So you’re buying a new home. It was just built and everything about it is new and clean and perfect. You may be buying from a developer or you might have had the house specially designed by your own architect, to your specifications. Either way, you are getting a brand new house and you shouldn’t have any problems with it for some time. There is no need for a home inspection. Right?
Wrong! While most builders are reputable, there are also some who cut corners, use inferior materials, or hire less than qualified tradesmen. With the increase of ‘tear down’ construction, many contractors are new and you may be buying their first house. I have personally seen brand new houses pass municipal code inspections (with prices well over a million dollars!) that started to fall over the first week after it was built!
A New Construction Inspection will check the house for the commonly made mistakes that can turn your brand new home into a nightmare.
- Improperly dried construction timbers, joists and roof decking material. Even new wood contains fungus spores, laying dormant until the moisture content of the wood reaches a certain point. Did your contractor properly cover the wood framing to protect it from rain and snow while he was building it? Did the contractor buy only kiln-dried wood?
- Are all the seemingly new appliances, furnace, air-conditioner and water heater really new, or simply bought at a home demolition sale? With the increasing numbers of ‘tear-downs’, some contractors simply recycle the used equipment from other demolished homes.
- Did the sub-contractors cut corners in their haste to complete the work and get paid? A recently built new home (Priced at $1.2 Million) had to be completely torn down only 11 months after it was built. The reason? A plumbing subcontractor forgot to install one toilet’s wax seal gasket. The result? 11 months’ worth of human waste seeped into the ceiling and wall spaces. Fortunately for the new homeowner, this error was found during a Builder’s Warranty Inspection done by a Certified and Professional Home Inspector. The entire house was torn down and rebuilt at no cost to the owner. If this error had been discovered only a few weeks later, the owner would have lost everything and had the liability of owning a biological waste site!

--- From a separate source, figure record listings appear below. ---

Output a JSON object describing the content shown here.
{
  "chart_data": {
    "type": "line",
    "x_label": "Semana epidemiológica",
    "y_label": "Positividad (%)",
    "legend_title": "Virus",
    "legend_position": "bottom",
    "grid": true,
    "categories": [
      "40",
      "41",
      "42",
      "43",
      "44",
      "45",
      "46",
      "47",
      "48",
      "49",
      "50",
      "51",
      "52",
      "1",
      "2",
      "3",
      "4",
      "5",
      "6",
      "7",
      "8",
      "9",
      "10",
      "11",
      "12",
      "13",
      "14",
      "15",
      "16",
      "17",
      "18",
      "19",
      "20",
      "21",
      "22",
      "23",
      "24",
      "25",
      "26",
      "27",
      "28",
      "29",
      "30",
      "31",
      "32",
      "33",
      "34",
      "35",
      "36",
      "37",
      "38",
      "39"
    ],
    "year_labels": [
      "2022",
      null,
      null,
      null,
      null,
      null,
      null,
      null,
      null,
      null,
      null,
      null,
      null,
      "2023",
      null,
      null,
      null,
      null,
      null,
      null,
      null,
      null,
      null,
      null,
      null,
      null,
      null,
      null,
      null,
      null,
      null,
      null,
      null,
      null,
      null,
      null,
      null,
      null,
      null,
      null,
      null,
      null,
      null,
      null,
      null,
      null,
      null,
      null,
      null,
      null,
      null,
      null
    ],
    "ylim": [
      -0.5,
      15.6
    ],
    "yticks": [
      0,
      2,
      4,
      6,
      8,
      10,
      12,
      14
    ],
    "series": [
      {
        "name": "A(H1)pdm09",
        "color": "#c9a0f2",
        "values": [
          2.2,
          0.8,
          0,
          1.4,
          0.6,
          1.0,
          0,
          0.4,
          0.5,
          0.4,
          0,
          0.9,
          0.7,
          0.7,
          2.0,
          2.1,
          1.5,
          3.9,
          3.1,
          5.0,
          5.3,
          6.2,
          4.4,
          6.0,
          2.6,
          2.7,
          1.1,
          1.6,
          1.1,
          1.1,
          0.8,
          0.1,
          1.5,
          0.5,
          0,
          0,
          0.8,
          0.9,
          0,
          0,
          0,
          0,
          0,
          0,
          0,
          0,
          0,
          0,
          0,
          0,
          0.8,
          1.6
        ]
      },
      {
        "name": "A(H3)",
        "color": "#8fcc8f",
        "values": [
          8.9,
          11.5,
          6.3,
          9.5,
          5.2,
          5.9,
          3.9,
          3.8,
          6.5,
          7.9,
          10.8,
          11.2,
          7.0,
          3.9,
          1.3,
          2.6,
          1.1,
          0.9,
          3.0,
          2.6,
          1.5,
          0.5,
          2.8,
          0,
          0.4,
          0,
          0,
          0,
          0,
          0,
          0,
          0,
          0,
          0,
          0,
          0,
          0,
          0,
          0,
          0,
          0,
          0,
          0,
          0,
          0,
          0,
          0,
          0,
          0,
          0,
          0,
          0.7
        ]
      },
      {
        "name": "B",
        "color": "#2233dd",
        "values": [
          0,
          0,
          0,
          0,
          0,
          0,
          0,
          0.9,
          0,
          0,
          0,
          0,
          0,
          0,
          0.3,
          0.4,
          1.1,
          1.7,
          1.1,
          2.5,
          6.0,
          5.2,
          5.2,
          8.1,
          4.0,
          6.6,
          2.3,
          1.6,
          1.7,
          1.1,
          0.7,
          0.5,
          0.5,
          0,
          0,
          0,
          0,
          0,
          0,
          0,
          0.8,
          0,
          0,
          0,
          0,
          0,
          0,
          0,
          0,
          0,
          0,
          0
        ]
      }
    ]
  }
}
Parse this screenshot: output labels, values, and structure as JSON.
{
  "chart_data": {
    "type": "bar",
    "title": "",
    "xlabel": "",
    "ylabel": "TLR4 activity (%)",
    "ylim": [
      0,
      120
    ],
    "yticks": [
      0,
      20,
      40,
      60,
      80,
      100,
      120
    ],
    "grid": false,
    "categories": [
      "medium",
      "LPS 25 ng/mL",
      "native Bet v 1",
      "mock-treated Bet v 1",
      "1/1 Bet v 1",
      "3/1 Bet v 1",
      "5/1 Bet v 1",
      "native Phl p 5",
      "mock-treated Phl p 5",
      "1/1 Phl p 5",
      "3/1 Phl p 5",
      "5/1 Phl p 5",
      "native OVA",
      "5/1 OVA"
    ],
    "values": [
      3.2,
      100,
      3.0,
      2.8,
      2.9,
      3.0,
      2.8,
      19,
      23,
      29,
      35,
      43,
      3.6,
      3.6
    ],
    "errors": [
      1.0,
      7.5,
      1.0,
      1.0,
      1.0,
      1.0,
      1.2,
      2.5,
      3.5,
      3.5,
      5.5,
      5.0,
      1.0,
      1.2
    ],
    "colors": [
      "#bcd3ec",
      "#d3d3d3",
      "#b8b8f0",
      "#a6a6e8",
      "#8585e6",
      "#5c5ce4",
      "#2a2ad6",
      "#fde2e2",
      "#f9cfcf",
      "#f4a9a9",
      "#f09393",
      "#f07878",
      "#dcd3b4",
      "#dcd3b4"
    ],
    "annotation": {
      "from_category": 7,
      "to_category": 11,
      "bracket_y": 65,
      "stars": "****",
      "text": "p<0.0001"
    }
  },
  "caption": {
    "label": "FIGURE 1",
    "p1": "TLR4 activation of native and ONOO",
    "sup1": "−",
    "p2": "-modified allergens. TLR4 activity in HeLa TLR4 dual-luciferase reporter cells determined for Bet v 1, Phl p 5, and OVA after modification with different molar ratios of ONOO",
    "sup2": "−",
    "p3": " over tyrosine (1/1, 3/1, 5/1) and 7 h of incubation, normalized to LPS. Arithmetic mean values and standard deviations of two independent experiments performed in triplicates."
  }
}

- Small things, like improperly caulked window frames, sidewalk settling, bathroom exhaust fans vented directly to the attic causing wood rot and mold, landscaping covering the foundation lip, or slight water pipe leaks are best found before they become a major problem and cause more expensive damage.
- A Home Inspector can also do phased inspections during the construction, making sure that everything is done exactly the way you want it done and before changing it would add an additional cost. Make sure that the drywall sub-contractor actually puts up the vapor barrier, that the foundation people use the most current methods of installing the drainage tiles, that the electrician runs actual ground wires to each outlet instead of just relying on the conduit conductivity. Make sure it is done right the first time.
A New Construction Home Inspection can pay for itself many times over, and the peace of mind it provides is priceless.